Teaching
TEACHING STATEMENT
Full Teaching Statement (4-page), with Student Works
My teaching approach is founded strongly on collaboration. Interdisciplinary collaboration enables the student to identify conceptual, communicative and practical boundaries between disciplines, which they can later apply to real world problem-solving. As a co-founder of the Game Design Initiative at Cornell University, we discovered that collaboration between fields results in novel projects, encourages creativity, and enriches the learning experience.

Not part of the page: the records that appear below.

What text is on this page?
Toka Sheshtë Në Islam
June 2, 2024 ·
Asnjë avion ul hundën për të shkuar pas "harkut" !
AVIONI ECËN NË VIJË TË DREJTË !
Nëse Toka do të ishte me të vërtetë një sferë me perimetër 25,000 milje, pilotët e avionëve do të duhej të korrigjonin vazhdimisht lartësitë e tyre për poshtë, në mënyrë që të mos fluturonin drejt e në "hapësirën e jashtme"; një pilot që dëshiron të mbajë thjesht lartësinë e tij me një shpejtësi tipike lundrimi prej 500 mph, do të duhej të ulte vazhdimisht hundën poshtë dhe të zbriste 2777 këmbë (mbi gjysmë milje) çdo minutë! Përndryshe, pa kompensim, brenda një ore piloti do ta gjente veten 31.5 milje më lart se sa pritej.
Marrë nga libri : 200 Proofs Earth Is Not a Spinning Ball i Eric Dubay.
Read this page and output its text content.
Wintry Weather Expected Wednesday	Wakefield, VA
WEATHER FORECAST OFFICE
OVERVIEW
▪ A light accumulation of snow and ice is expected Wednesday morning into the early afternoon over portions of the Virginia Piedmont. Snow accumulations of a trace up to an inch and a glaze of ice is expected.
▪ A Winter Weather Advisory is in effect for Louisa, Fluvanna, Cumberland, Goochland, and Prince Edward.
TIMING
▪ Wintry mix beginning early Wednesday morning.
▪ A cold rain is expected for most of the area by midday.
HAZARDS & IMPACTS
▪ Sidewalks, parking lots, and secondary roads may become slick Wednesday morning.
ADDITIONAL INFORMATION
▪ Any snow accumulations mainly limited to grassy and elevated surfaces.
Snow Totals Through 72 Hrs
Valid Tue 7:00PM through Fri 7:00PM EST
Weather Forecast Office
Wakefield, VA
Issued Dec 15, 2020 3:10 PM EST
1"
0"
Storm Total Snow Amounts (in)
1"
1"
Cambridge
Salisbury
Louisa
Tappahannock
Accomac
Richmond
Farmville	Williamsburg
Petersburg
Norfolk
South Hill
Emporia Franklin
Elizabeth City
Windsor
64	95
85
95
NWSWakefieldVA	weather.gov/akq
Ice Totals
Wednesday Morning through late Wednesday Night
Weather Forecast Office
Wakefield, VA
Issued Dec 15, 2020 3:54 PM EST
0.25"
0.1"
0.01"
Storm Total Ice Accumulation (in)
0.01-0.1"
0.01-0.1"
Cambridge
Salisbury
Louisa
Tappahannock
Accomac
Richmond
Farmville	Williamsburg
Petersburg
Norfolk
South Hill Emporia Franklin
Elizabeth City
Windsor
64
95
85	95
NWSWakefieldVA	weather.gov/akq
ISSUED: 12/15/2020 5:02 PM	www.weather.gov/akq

Education in engineering and the humanities must first be based on acquiring knowledge and practice. From 2007 to 2010, I was Co-Director of the Transliteracies Project for RoSE, a Research-oriented Social Environment, leading a team of five engineers and media artists to collaborate with literary scholars in the Department of English. As the student progresses they are able to pursue more challenging topics. However the rapid growth of novel media, including augmented and virtual reality, 3D printing, online worlds, video games and artificial intelligence, strongly suggests that the space of potential ideas is much greater than classical topics of even ten years ago. In 2011, I was Assistant Professor in motion capture and graphics in the Medialogy Program at Aalborg University, Copenhagen, where these topics are integrated into a unified education in media arts. Interdisciplinary collaboration presents a way forward as a practical methodology for students and teachers to reformulate existing methods to reach these new and unexplored spaces in meaningful ways.